Argument about the foundation of state of Israel 'unfounded'
She dismisses the work of empirical historians who treat the foundation of the state in an objective manner, by subtly accusing them of supporting the “founding lies” of Israel.
No further reference is made to exactly what lies these are, so one must presume she is referring to the tragedy of the Holocaust. Yet if this is so, what is wrong with that? Our State was founded in large part on the memory of a Famine which was depicted by Irish politicians and academics as a deliberate withering of the population by the British.

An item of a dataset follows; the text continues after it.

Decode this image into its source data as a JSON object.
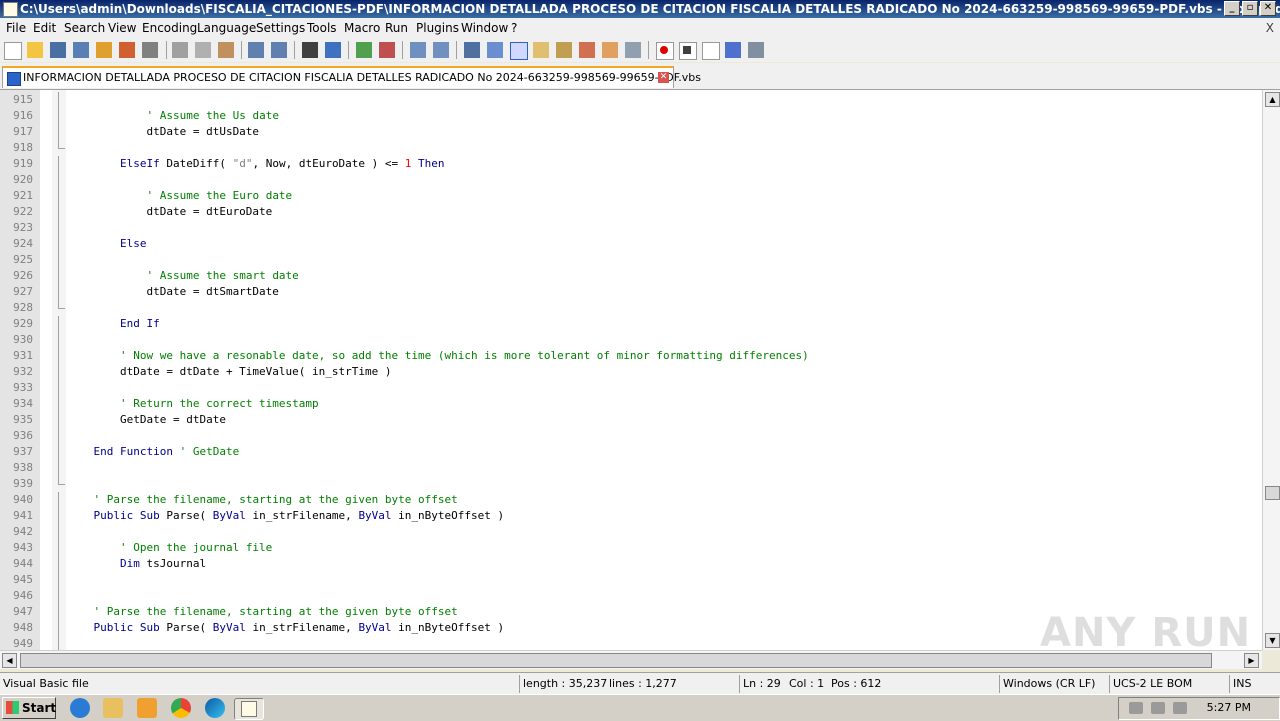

This continues to the present day, with works like Tim Pat Coogan’s The Famine Plot.
However, since the 1960s, Irish revisionists like Cormac Brady, Christine Kineally, and Gerard MacAtasney have challenged this once-accepted orthodoxy to impart a far more nuanced interpretation of the prevailing political and social forces. Yet none of these eminent professional historians dismissed the possibility that the nascent Irish State’s use of the Famine was a founding lie, instead, and unlike Pappe, they accept it as a valid foundational tool of nascent state building. Why therefore, does White not afford Israel the same leeway?
As a historian, I find her over-reliance on one specific work, Pappe’s The Ethnic Cleansing of Palestine, simplistic, there is no attempt to cross-reference his sources thus, her argument is inherently a weak one. Marginalising Israel does not help the work of the expert conflict resolutionists who are diligently working behind the scenes. Their job is difficult enough without having to deflect the highly emotive rhetoric of individuals like White, success will come only if a reasoned and objective approach is initiated, one which is mature enough to admit the wrongs committed by both sides.